Sowa Rigpa [Tibetan medicine] consultations in their established and widespread form are substantially conditioned by spatial proximity, as diagnosis is highly dependent on the sensory and manual skills of the practitioner. Diagnostic techniques such as pulse reading, point pressing or urinalysis as well as the establishment of a compassionate and caring relationship are described in the classical texts as basic principles and means to create conditions for efficacious treatment processes.
Not initiated but intensified by the need for distancing during the Covid 19 pandemic, some Sowa Rigpa practitioners from Nepal and India began to offer extended telemedicine services. In addition to comprehensive consultations, the practitioners are also available to their patients online for follow-up, aftercare, or emergency consultations. While such virtual spaces of connectivity (Pordié 2013), initiated and sustained through social media, create new relationships and opportunities for disseminating Sowa Rigpa to a wider clientele, they also interfere with important basic principles of diagnostics, treatment procedures or doctor-patient relationalities. Thus, although online frameworks offer new and expanded futures, they also compromise the past in the form of highly valued fundamentals. In particular, the lack of 'touch' in consultation procedures leads to significant changes in diagnostic procedures and doctor-patient relationships.

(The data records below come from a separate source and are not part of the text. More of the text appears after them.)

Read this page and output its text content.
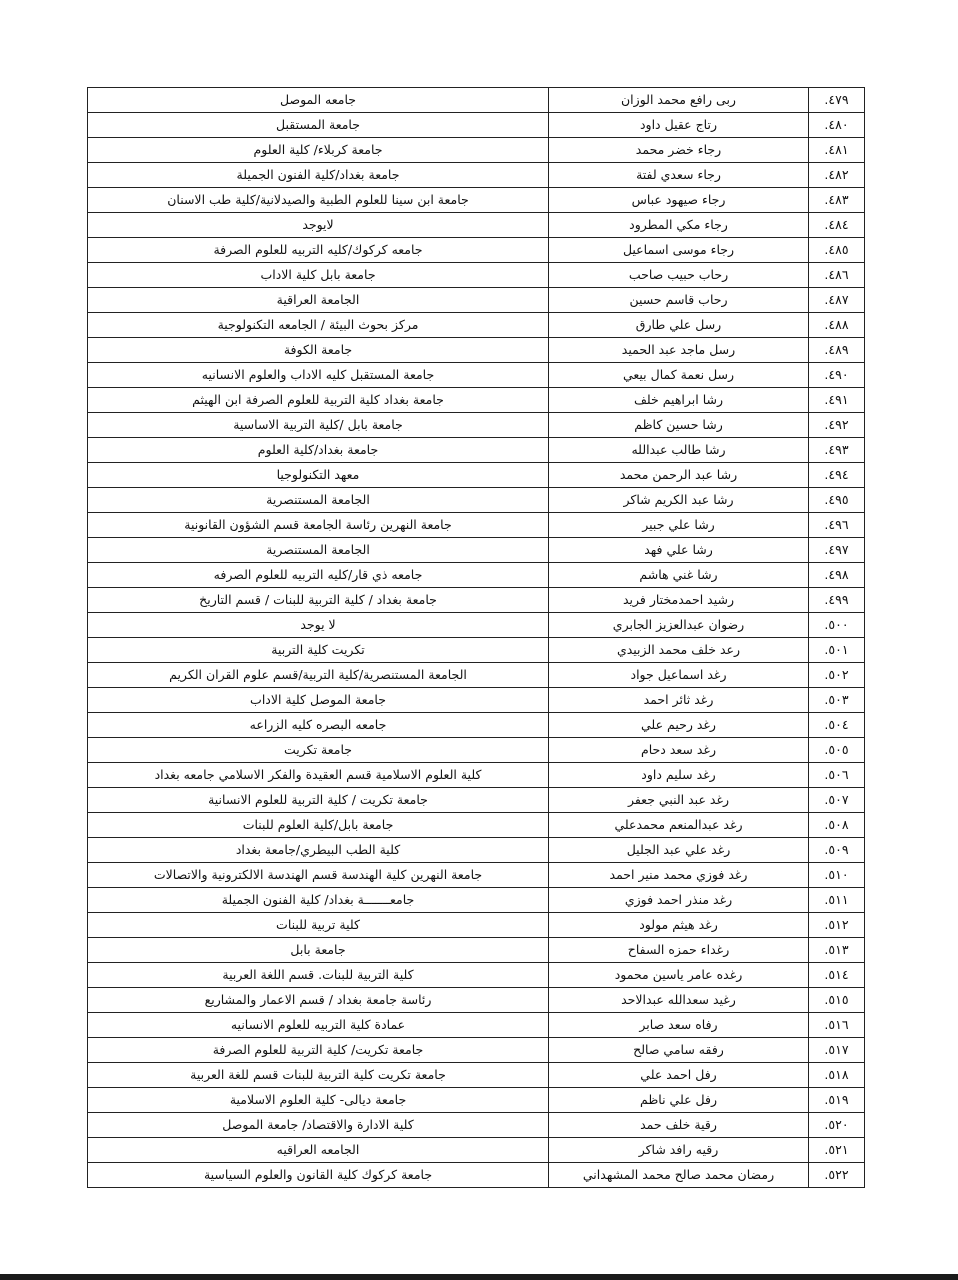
٤٧٩.	ربى رافع محمد الوزان	جامعه الموصل
٤٨٠.	رتاج عقيل داود	جامعة المستقبل
٤٨١.	رجاء خضر محمد	جامعة كربلاء/ كلية العلوم
٤٨٢.	رجاء سعدي لفتة	جامعة بغداد/كلية الفنون الجميلة
٤٨٣.	رجاء صيهود عباس	جامعة ابن سينا للعلوم الطبية والصيدلانية/كلية طب الاسنان
٤٨٤.	رجاء مكي المطرود	لايوجد
٤٨٥.	رجاء موسى اسماعيل	جامعه كركوك/كليه التربيه للعلوم الصرفة
٤٨٦.	رحاب حبيب صاحب	جامعة بابل كلية الاداب
٤٨٧.	رحاب قاسم حسين	الجامعة العراقية
٤٨٨.	رسل علي طارق	مركز بحوث البيئة / الجامعه التكنولوجية
٤٨٩.	رسل ماجد عبد الحميد	جامعة الكوفة
٤٩٠.	رسل نعمة كمال بيعي	جامعة المستقبل كليه الاداب والعلوم الانسانيه
٤٩١.	رشا ابراهيم خلف	جامعة بغداد كلية التربية للعلوم الصرفة ابن الهيثم
٤٩٢.	رشا حسين كاظم	جامعة بابل /كلية التربية الاساسية
٤٩٣.	رشا طالب عبدالله	جامعة بغداد/كلية العلوم
٤٩٤.	رشا عبد الرحمن محمد	معهد التكنولوجيا
٤٩٥.	رشا عبد الكريم شاكر	الجامعة المستنصرية
٤٩٦.	رشا علي جبير	جامعة النهرين رئاسة الجامعة قسم الشؤون القانونية
٤٩٧.	رشا علي فهد	الجامعة المستنصرية
٤٩٨.	رشا غني هاشم	جامعه ذي قار/كليه التربيه للعلوم الصرفه
٤٩٩.	رشيد احمدمختار فريد	جامعة بغداد / كلية التربية للبنات / قسم التاريخ
٥٠٠.	رضوان عبدالعزيز الجابري	لا يوجد
٥٠١.	رعد خلف محمد الزبيدي	تكريت كلية التربية
٥٠٢.	رغد اسماعيل جواد	الجامعة المستنصرية/كلية التربية/قسم علوم القران الكريم
٥٠٣.	رغد ثائر احمد	جامعة الموصل كلية الاداب
٥٠٤.	رغد رحيم علي	جامعه البصره كليه الزراعه
٥٠٥.	رغد سعد دحام	جامعة تكريت
٥٠٦.	رغد سليم داود	كلية العلوم الاسلامية قسم العقيدة والفكر الاسلامي جامعه بغداد
٥٠٧.	رغد عبد النبي جعفر	جامعة تكريت / كلية التربية للعلوم الانسانية
٥٠٨.	رغد عبدالمنعم محمدعلي	جامعة بابل/كلية العلوم للبنات
٥٠٩.	رغد علي عبد الجليل	كلية الطب البيطري/جامعة بغداد
٥١٠.	رغد فوزي محمد منير احمد	جامعة النهرين كلية الهندسة قسم الهندسة الالكترونية والاتصالات
٥١١.	رغد منذر احمد فوزي	جامعـــــــة بغداد/ كلية الفنون الجميلة
٥١٢.	رغد هيثم مولود	كلية تربية للبنات
٥١٣.	رغداء حمزه السفاح	جامعة بابل
٥١٤.	رغده عامر ياسين محمود	كلية التربية للبنات. قسم اللغة العربية
٥١٥.	رغيد سعدالله عبدالاحد	رئاسة جامعة بغداد / قسم الاعمار والمشاريع
٥١٦.	رفاه سعد صابر	عمادة كلية التربيه للعلوم الانسانيه
٥١٧.	رفقه سامي صالح	جامعة تكريت/ كلية التربية للعلوم الصرفة
٥١٨.	رفل احمد علي	جامعة تكريت كلية التربية للبنات قسم للغة العربية
٥١٩.	رفل علي ناظم	جامعة ديالى- كلية العلوم الاسلامية
٥٢٠.	رقية خلف حمد	كلية الادارة والاقتصاد/ جامعة الموصل
٥٢١.	رقيه رافد شاكر	الجامعه العراقيه
٥٢٢.	رمضان محمد صالح محمد المشهداني	جامعة كركوك كلية القانون والعلوم السياسية
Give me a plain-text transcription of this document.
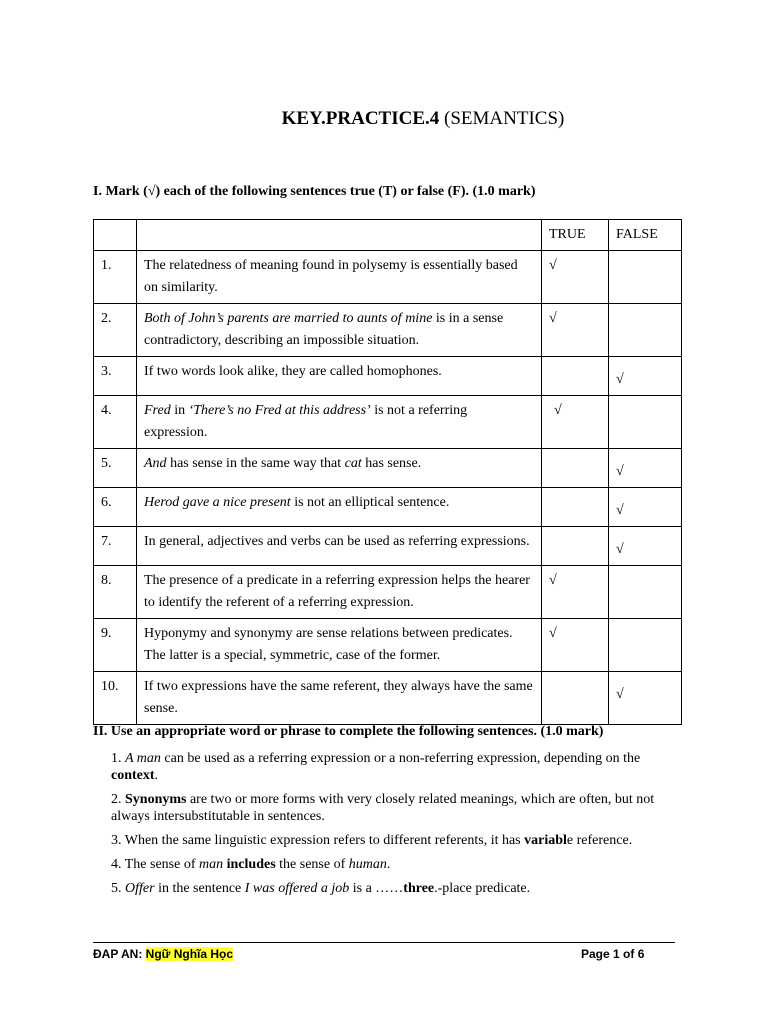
KEY.PRACTICE.4 (SEMANTICS)
I. Mark (√) each of the following sentences true (T) or false (F). (1.0 mark)
		TRUE	FALSE
1.	The relatedness of meaning found in polysemy is essentially based on similarity.	√	
2.	Both of John’s parents are married to aunts of mine is in a sense contradictory, describing an impossible situation.	√	
3.	If two words look alike, they are called homophones.		√
4.	Fred in ‘There’s no Fred at this address’ is not a referring expression.	√	
5.	And has sense in the same way that cat has sense.		√
6.	Herod gave a nice present is not an elliptical sentence.		√
7.	In general, adjectives and verbs can be used as referring expressions.		√
8.	The presence of a predicate in a referring expression helps the hearer to identify the referent of a referring expression.	√	
9.	Hyponymy and synonymy are sense relations between predicates. The latter is a special, symmetric, case of the former.	√	
10.	If two expressions have the same referent, they always have the same sense.		√
II. Use an appropriate word or phrase to complete the following sentences. (1.0 mark)

1. A man can be used as a referring expression or a non-referring expression, depending on the context.

2. Synonyms are two or more forms with very closely related meanings, which are often, but not always intersubstitutable in sentences.

3. When the same linguistic expression refers to different referents, it has variable reference.

4. The sense of man includes the sense of human.

5. Offer in the sentence I was offered a job is a ……three.-place predicate.

ĐAP AN: Ngữ Nghĩa Học	Page 1 of 6
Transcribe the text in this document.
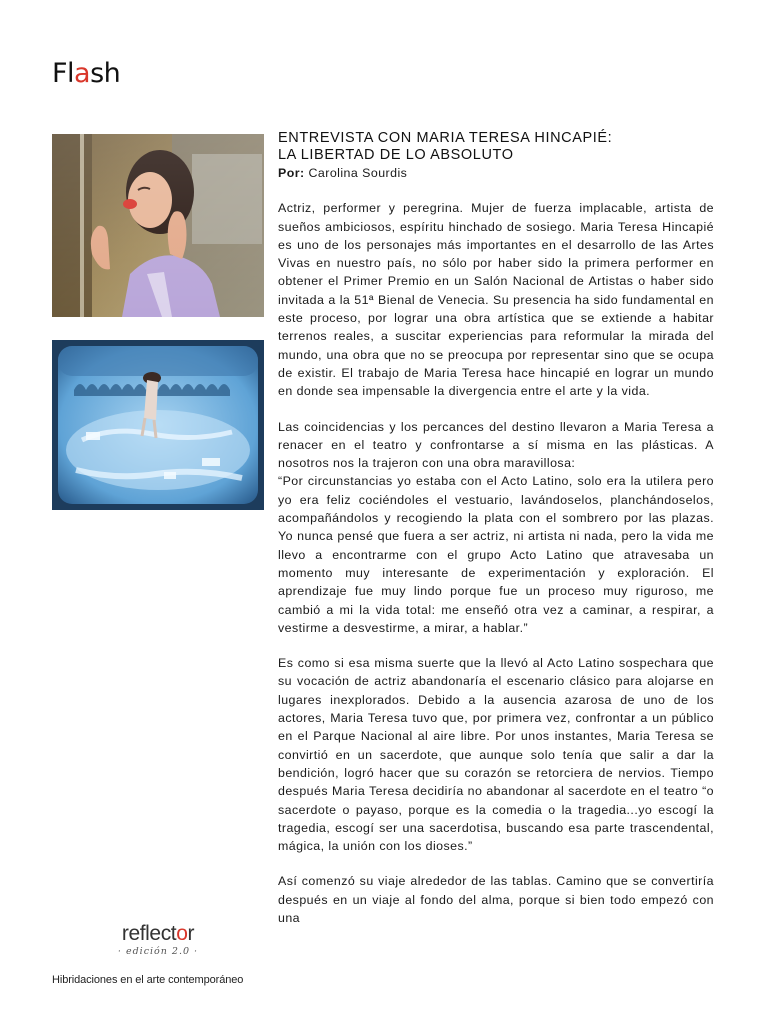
Flash
ENTREVISTA CON MARIA TERESA HINCAPIÉ:
LA LIBERTAD DE LO ABSOLUTO

Por: Carolina Sourdis

Actriz, performer y peregrina. Mujer de fuerza implacable, artista de sueños ambiciosos, espíritu hinchado de sosiego. Maria Teresa Hincapié es uno de los personajes más importantes en el desarrollo de las Artes Vivas en nuestro país, no sólo por haber sido la primera performer en obtener el Primer Premio en un Salón Nacional de Artistas o haber sido invitada a la 51ª Bienal de Venecia. Su presencia ha sido fundamental en este proceso, por lograr una obra artística que se extiende a habitar terrenos reales, a suscitar experiencias para reformular la mirada del mundo, una obra que no se preocupa por representar sino que se ocupa de existir. El trabajo de Maria Teresa hace hincapié en lograr un mundo en donde sea impensable la divergencia entre el arte y la vida.

Las coincidencias y los percances del destino llevaron a Maria Teresa a renacer en el teatro y confrontarse a sí misma en las plásticas. A nosotros nos la trajeron con una obra maravillosa:

“Por circunstancias yo estaba con el Acto Latino, solo era la utilera pero yo era feliz cociéndoles el vestuario, lavándoselos, planchándoselos, acompañándolos y recogiendo la plata con el sombrero por las plazas. Yo nunca pensé que fuera a ser actriz, ni artista ni nada, pero la vida me llevo a encontrarme con el grupo Acto Latino que atravesaba un momento muy interesante de experimentación y exploración. El aprendizaje fue muy lindo porque fue un proceso muy riguroso, me cambió a mi la vida total: me enseñó otra vez a caminar, a respirar, a vestirme a desvestirme, a mirar, a hablar.”

Es como si esa misma suerte que la llevó al Acto Latino sospechara que su vocación de actriz abandonaría el escenario clásico para alojarse en lugares inexplorados. Debido a la ausencia azarosa de uno de los actores, Maria Teresa tuvo que, por primera vez, confrontar a un público en el Parque Nacional al aire libre. Por unos instantes, Maria Teresa se convirtió en un sacerdote, que aunque solo tenía que salir a dar la bendición, logró hacer que su corazón se retorciera de nervios. Tiempo después Maria Teresa decidiría no abandonar al sacerdote en el teatro “o sacerdote o payaso, porque es la comedia o la tragedia...yo escogí la tragedia, escogí ser una sacerdotisa, buscando esa parte trascendental, mágica, la unión con los dioses.”

Así comenzó su viaje alrededor de las tablas. Camino que se convertiría después en un viaje al fondo del alma, porque si bien todo empezó con una

reflector
· edición 2.0 ·

Hibridaciones en el arte contemporáneo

This article seeks to explore the impact of physical distance, and in particular the absence of touch, on traditionally accepted consultation and treatment procedures in online settings and asks to what extent online relationships over long distances influence the building of trust, the experience of care, or even the commitment of patients to treatment regimes. The aim is to identify new possibilities but also limitations within "21st century Sowa-Rigpa practices."